Course Schdule
lc 207
There are a total of n courses you have to take, labeled from 0 to n - 1.
Some courses may have prerequisites, for example, to take course 0 you have to first take course 1, which is expressed as a pair: [0,1]
Given the total number of courses and a list of prerequisite pairs, is it possible for you to finish all the courses?
For example:
2, [[1,0]]
There are a total of 2 courses to take. To take course 1 you should have finished course 0. 0 is fatehr So it is possible.
2, [[1,0],[0,1]]
There are a total of 2 courses to take.
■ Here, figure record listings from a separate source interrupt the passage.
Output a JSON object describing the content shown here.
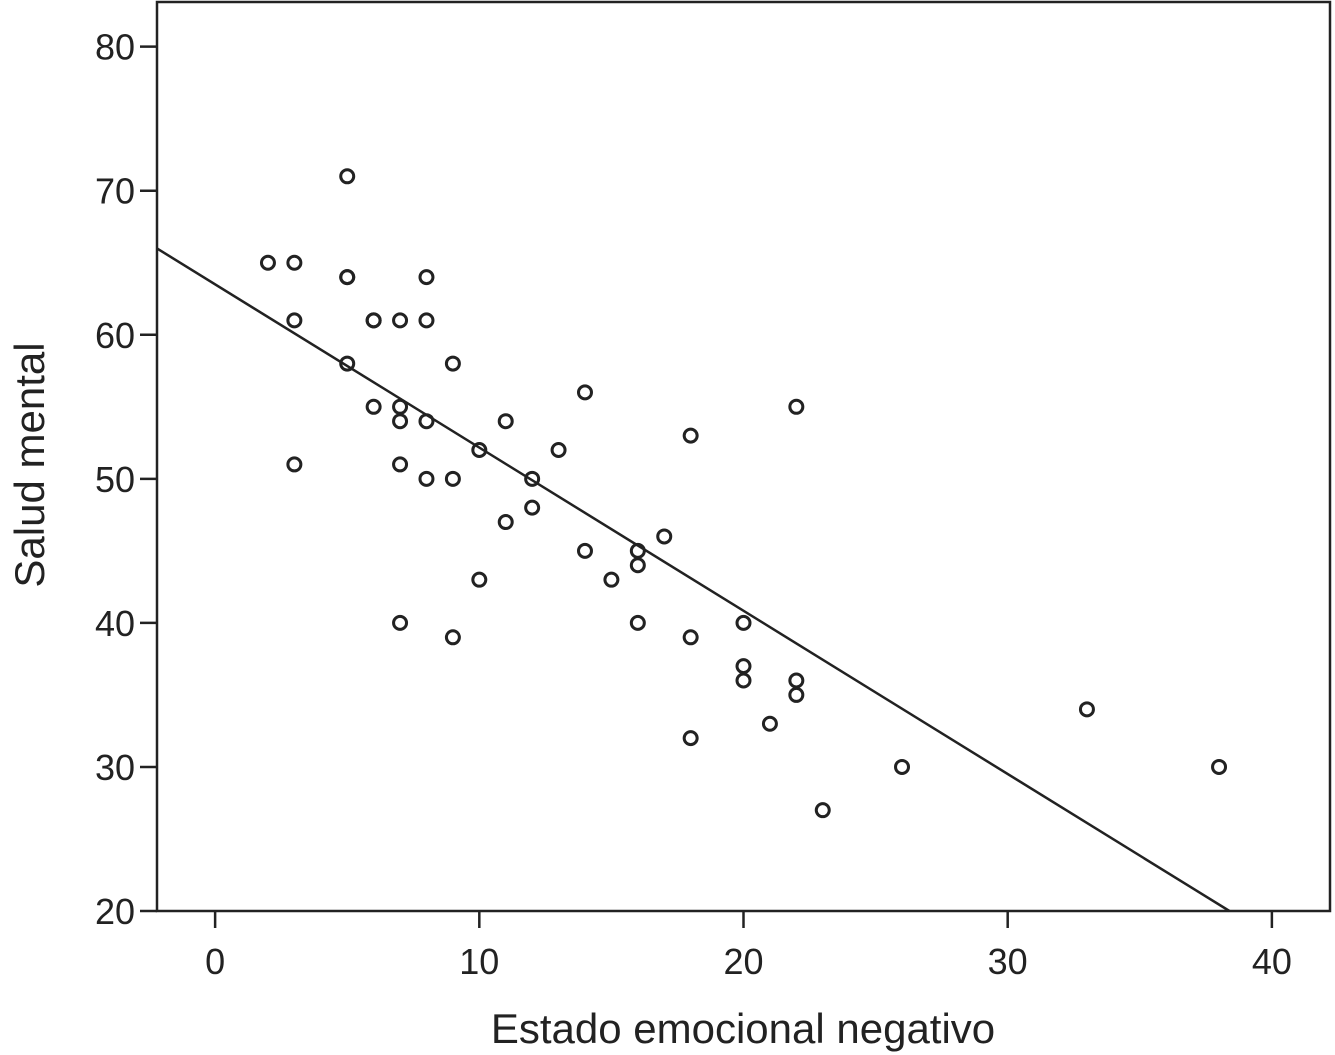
{
  "chart_data": {
    "type": "scatter",
    "title": "",
    "xlabel": "Estado emocional negativo",
    "ylabel": "Salud mental",
    "xlim": [
      -2.2,
      42.2
    ],
    "ylim": [
      20,
      83.1
    ],
    "xticks": [
      0,
      10,
      20,
      30,
      40
    ],
    "yticks": [
      20,
      30,
      40,
      50,
      60,
      70,
      80
    ],
    "grid": false,
    "points": [
      [
        2,
        65
      ],
      [
        3,
        65
      ],
      [
        3,
        61
      ],
      [
        3,
        51
      ],
      [
        5,
        71
      ],
      [
        5,
        64
      ],
      [
        5,
        64
      ],
      [
        5,
        58
      ],
      [
        6,
        61
      ],
      [
        6,
        61
      ],
      [
        6,
        55
      ],
      [
        7,
        61
      ],
      [
        7,
        55
      ],
      [
        7,
        54
      ],
      [
        7,
        51
      ],
      [
        7,
        40
      ],
      [
        8,
        64
      ],
      [
        8,
        61
      ],
      [
        8,
        54
      ],
      [
        8,
        50
      ],
      [
        9,
        58
      ],
      [
        9,
        50
      ],
      [
        9,
        39
      ],
      [
        10,
        52
      ],
      [
        10,
        43
      ],
      [
        11,
        54
      ],
      [
        11,
        47
      ],
      [
        12,
        50
      ],
      [
        12,
        48
      ],
      [
        13,
        52
      ],
      [
        14,
        56
      ],
      [
        14,
        45
      ],
      [
        15,
        43
      ],
      [
        16,
        45
      ],
      [
        16,
        44
      ],
      [
        16,
        40
      ],
      [
        17,
        46
      ],
      [
        18,
        53
      ],
      [
        18,
        39
      ],
      [
        18,
        32
      ],
      [
        20,
        40
      ],
      [
        20,
        37
      ],
      [
        20,
        36
      ],
      [
        21,
        33
      ],
      [
        22,
        55
      ],
      [
        22,
        36
      ],
      [
        22,
        35
      ],
      [
        23,
        27
      ],
      [
        26,
        30
      ],
      [
        33,
        34
      ],
      [
        38,
        30
      ]
    ],
    "fit_line": {
      "intercept": 63.5,
      "slope": -1.133
    }
  }
}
To take course 1 you should have finished course 0, and to take course 0 you should also have finished course 1. So it is impossible.
bfs
public boolean canFinish(int numCourses, int[][] prerequisites) {
ArrayList[] graph = new ArrayList[numCourses];
int[] degree = new int[numCourses];
Queue queue = new LinkedList();
int count=0;
for(int i=0;i<numCourses;i++)
graph[i] = new ArrayList();
for(int i=0; i<prerequisites.length;i++){
//后面课++;
degree[prerequisites[i][0]]++;
//父亲数组
graph[prerequisites[i][1]].add(prerequisites[i][0]);
}
for(int i=0; i<degree.length;i++){
if(degree[i] == 0){
queue.add(i);
count++;
}
}
while(queue.size() != 0){
int course = (int)queue.poll();
for(int i=0; i<graph[course].size();i++){
int pointer = (int)graph[course].get(i);
degree[pointer]--;
if(degree[pointer] == 0){
queue.add(pointer);
count++;
}
}
}
if(count == numCourses)
return true;
else
return false;
}
dfs
public boolean canFinish(int numCourses, int[][] prerequisites) {
ArrayList[] graph = new ArrayList[numCourses];
for(int i=0;i<numCourses;i++)
graph[i] = new ArrayList();
boolean[] visited = new boolean[numCourses];
for(int i=0; i<prerequisites.length;i++){
graph[prerequisites[i][1]].add(prerequisites[i][0]);
}
for(int i=0; i<numCourses; i++){
if(!dfs(graph,visited,i))
return false;
}
return true;
}
private boolean dfs(ArrayList[] graph, boolean[] visited, int course){
if(visited[course])
return false;
else
visited[course] = true;;
for(int i=0; i<graph[course].size();i++){
if(!dfs(graph,visited,(int)graph[course].get(i)))
return false;
}
visited[course] = false;
return true;
}
class Solution {
public boolean canFinish(int numCourses, int[][] prerequisites) {
if (prerequisites == null || prerequisites.length == 0|| prerequisites[0].length == 0) return true;
Map<Integer, Integer> rMap = new HashMap<>();
Map<Integer, List<Integer>> nextMap = new HashMap<>();
Queue<Integer> queue = new LinkedList<>();
for (int i = 0 ; i < prerequisites.length; i++ ) {
if (!rMap.containsKey(prerequisites[i][0])) {
rMap.put(prerequisites[i][0], 0);
}
rMap.put(prerequisites[i][0], rMap.get(prerequisites[i][0]) + 1);
if (!nextMap.containsKey(prerequisites[i][1])) {
nextMap.put(prerequisites[i][1], new ArrayList<>());
}
List<Integer> next = nextMap.get(prerequisites[i][1]);
next.add(prerequisites[i][0]);
nextMap.put(prerequisites[i][1], next);
}
for (int i = 0; i < numCourses; i++) {
if (!rMap.containsKey(i)) {
queue.offer(i);
}
}
while(!queue.isEmpty()) {
Integer cur = queue.poll();
if (!nextMap.containsKey(cur)) {
continue;
}
for (Integer i : nextMap.get(cur)) {
if (rMap.get(i) == 1) {
rMap.remove(i);
queue.offer(i);
} else {
rMap.put(i, rMap.get(i) - 1);
}
}
}
return rMap.size() == 0;
}
}